I learned during a fellowship at the IWM in 1998 that it played a crucial role in bringing together intellectuals, journalists, social science researchers and political figures from central, eastern and western Europe from the early 1980s when it was founded, through the dramatic changes after 1989. It continues the work through the period of formal enlargement. This process is a central feature of their report and the intense consultations, public debates and commentaries which went into it (accessible at http://www.iwm.at/r-reflec.htm). It makes an illuminating contrast to the pessimism about Europe's identity expressed in these pages by Desmond Fennell (November 23rd).

They ask how enlargement to include the countries of the former Soviet empire will alter the conditions of European solidarity, what role Europe's religions, including Islam, will play in the European public sphere, and what tasks will emerge from Europe's growing role in the world. "Faced with growing diversity and the rigours of establishing a more demanding kind of unity, what forces can hold the expanded, redefined European Union together?"

They argue that the political and strategic elements which originally inspired European integration from the 1940s and 1950s - the shock of the second World War, the mounting threat from the Soviet Union and the economic dynamism of post-war development - gradually gave way to economic goals, which came ever more to the fore.
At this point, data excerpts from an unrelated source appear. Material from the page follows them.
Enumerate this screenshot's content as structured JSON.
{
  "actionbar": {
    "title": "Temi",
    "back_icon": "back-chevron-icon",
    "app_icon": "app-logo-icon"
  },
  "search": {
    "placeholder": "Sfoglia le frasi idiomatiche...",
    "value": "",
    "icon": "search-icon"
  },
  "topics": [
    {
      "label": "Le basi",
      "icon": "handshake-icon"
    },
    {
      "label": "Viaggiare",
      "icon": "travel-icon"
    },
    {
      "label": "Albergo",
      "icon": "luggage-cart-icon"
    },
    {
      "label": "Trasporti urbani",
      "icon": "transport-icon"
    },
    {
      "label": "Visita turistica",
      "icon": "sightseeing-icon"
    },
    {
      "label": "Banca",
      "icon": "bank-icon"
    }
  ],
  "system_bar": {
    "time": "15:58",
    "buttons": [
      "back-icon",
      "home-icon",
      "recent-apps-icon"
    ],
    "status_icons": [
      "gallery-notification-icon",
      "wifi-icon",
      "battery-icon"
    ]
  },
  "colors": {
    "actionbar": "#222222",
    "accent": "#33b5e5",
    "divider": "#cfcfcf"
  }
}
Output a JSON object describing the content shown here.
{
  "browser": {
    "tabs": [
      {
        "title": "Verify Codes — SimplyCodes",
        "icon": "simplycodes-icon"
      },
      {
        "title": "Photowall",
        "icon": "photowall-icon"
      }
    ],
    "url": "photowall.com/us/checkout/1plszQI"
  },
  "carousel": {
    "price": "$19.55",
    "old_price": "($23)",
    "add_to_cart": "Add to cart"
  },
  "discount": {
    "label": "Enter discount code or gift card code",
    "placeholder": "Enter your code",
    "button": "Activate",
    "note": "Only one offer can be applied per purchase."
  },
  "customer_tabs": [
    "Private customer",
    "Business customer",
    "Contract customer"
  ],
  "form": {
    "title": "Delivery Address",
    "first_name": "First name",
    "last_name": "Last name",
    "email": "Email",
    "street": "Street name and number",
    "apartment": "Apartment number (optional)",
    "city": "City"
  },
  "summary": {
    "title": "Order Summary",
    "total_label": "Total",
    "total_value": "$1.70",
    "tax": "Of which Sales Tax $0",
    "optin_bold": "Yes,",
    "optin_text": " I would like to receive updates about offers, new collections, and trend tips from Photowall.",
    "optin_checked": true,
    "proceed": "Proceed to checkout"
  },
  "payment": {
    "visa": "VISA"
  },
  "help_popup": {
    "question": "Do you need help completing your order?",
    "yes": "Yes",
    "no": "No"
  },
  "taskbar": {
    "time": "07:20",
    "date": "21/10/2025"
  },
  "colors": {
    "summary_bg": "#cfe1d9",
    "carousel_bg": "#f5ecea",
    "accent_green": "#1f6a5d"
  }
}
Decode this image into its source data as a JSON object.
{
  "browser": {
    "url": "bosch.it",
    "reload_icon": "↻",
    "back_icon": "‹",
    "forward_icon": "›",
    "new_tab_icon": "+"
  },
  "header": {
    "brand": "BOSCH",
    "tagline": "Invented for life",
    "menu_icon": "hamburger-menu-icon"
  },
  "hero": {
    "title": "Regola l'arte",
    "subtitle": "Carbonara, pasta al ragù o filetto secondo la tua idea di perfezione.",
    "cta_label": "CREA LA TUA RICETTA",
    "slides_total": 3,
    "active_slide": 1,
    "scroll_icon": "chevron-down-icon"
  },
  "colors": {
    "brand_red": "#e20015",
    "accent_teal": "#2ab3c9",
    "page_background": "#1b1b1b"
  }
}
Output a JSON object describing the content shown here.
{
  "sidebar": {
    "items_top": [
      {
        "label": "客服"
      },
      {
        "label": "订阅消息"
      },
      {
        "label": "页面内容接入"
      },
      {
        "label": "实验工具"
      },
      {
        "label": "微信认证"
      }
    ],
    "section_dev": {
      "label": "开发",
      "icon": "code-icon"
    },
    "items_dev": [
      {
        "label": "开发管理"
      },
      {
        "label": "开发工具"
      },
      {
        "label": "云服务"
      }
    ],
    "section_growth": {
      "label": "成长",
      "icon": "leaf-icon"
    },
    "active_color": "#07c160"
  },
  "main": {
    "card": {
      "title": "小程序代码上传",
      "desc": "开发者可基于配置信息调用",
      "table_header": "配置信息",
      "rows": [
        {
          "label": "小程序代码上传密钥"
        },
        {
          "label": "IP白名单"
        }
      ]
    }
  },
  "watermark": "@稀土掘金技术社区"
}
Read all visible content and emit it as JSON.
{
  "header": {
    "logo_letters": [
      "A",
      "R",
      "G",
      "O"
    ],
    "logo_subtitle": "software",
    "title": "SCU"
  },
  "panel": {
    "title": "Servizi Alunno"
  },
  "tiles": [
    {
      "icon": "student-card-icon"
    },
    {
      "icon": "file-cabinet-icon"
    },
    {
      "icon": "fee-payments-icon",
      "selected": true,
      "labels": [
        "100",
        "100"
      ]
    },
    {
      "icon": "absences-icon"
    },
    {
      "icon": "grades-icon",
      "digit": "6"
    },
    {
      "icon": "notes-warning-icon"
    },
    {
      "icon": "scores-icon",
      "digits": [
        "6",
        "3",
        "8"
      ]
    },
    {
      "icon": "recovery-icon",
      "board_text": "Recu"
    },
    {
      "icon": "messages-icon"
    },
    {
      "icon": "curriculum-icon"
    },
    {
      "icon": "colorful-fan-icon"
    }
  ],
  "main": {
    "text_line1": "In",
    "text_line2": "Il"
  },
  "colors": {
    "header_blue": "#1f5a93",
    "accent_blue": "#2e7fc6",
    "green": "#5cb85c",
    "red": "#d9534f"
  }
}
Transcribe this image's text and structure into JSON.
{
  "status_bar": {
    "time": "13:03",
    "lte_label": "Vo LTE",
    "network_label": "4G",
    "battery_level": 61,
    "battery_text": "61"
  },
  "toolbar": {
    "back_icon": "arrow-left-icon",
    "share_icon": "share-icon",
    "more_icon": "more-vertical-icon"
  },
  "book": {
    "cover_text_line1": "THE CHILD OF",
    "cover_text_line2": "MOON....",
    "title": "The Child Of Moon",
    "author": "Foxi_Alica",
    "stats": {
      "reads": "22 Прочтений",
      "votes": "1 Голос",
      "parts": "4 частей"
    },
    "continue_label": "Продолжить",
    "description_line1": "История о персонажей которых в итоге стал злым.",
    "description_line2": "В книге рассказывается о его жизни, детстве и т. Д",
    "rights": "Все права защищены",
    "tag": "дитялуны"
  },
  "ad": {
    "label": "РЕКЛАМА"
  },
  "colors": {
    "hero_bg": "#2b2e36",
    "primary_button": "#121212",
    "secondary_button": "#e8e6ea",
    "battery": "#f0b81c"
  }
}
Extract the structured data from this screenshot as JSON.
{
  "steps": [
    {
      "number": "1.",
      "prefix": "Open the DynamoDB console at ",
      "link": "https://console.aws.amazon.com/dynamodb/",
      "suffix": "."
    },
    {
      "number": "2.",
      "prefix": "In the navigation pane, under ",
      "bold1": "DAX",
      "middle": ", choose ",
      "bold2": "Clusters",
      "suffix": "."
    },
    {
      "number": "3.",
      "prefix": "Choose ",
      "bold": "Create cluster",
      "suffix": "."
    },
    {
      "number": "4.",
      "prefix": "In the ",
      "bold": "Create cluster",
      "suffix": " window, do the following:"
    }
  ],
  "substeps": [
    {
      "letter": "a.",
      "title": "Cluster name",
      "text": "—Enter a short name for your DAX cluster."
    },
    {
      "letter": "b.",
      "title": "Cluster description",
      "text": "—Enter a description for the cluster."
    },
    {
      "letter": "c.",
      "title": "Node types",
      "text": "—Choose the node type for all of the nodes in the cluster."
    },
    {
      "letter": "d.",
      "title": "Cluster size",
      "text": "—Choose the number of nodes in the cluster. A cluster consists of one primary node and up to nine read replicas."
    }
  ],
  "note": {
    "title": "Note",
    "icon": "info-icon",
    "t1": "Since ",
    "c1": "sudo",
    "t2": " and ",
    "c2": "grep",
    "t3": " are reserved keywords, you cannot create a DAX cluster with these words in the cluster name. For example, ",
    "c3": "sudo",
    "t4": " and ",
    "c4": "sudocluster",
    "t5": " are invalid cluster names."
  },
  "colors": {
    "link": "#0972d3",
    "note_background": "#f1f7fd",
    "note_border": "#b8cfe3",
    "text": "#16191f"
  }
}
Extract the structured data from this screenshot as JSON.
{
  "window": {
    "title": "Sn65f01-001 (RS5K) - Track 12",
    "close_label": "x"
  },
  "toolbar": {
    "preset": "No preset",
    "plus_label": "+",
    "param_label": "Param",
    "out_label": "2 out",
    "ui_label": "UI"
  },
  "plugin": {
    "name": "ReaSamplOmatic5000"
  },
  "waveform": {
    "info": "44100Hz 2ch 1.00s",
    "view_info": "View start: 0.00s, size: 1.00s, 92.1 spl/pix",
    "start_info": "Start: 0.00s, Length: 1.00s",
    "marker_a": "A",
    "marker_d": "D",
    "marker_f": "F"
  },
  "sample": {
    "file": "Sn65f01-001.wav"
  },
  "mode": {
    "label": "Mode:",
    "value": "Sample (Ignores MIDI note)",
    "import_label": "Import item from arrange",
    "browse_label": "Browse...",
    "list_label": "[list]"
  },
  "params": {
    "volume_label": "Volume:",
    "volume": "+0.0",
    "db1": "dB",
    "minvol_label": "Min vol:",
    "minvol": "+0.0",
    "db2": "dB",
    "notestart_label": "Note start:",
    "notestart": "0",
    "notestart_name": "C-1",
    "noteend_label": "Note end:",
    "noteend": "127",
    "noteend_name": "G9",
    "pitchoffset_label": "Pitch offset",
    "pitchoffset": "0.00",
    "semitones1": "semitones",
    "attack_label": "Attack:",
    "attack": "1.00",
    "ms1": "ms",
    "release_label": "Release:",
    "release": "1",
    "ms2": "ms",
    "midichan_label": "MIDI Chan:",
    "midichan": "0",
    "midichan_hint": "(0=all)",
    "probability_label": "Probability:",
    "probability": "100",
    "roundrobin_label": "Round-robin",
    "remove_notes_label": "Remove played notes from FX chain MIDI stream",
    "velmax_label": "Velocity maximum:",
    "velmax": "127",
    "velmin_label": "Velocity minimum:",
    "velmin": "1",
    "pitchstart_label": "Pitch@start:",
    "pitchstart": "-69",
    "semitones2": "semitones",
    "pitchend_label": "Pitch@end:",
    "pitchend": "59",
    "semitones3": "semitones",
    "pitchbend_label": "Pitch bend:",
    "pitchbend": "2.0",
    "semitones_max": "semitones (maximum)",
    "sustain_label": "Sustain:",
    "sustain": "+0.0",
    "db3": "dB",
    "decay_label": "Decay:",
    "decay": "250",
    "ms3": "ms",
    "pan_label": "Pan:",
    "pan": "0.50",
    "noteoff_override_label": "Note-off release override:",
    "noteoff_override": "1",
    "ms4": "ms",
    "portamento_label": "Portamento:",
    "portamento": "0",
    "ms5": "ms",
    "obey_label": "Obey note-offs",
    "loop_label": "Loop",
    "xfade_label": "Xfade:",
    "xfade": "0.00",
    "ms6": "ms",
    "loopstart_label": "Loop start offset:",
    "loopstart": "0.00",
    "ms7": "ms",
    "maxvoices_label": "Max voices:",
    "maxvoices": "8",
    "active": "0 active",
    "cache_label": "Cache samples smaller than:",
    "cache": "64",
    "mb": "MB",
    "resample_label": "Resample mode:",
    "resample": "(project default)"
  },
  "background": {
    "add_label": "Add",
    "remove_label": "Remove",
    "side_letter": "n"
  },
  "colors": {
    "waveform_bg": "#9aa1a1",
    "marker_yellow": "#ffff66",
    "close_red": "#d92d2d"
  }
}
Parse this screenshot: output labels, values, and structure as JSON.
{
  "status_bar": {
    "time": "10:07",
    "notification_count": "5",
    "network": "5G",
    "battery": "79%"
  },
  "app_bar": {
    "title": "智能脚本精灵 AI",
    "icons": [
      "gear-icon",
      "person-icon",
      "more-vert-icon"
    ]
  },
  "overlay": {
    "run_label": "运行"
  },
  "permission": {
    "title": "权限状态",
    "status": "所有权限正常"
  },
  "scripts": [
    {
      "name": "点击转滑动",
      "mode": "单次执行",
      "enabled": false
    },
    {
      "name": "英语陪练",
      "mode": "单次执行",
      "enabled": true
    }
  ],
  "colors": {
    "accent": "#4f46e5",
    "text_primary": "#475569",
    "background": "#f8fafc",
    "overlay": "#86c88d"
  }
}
But economic integration does not in itself lead to political integration because "markets cannot produce a politically resilient solidarity".

In recognition of this, the constitutional process culminating in the treaty agreed last June was entered into, posing the question of how much integration it requires and what will be the forces of cohesion producing them. A mere list of common European values will not suffice, precisely because they are subject to a diversity of interpretation.

That is why they define Europe's cultural space as open in principle, not firmly defined and delimited. Cohesion will arise from its achievements in tackling the kinds of problems on its agenda this week effectively, rather than from creating a cultural identity counterposed to national ones. It is a future-oriented project, drawing on diverse pasts and cultures that must be constantly renewed, not relying on some fixed essence or list of values as nations do.

The same applies to its religions, which can bring people together, instead of separating them. Islam must be understood in its European context, not in a frontal confrontation with an abstracted "Christian Europe".

The report insists that the countries of central and eastern Europe bring to the common table their political experience of revolutionary change, which "were proof of the strength of the solidarity of a civil society". That enriched Europe and this is why the new members, despite their economic weakness, "should be taken in as equal members in the Union".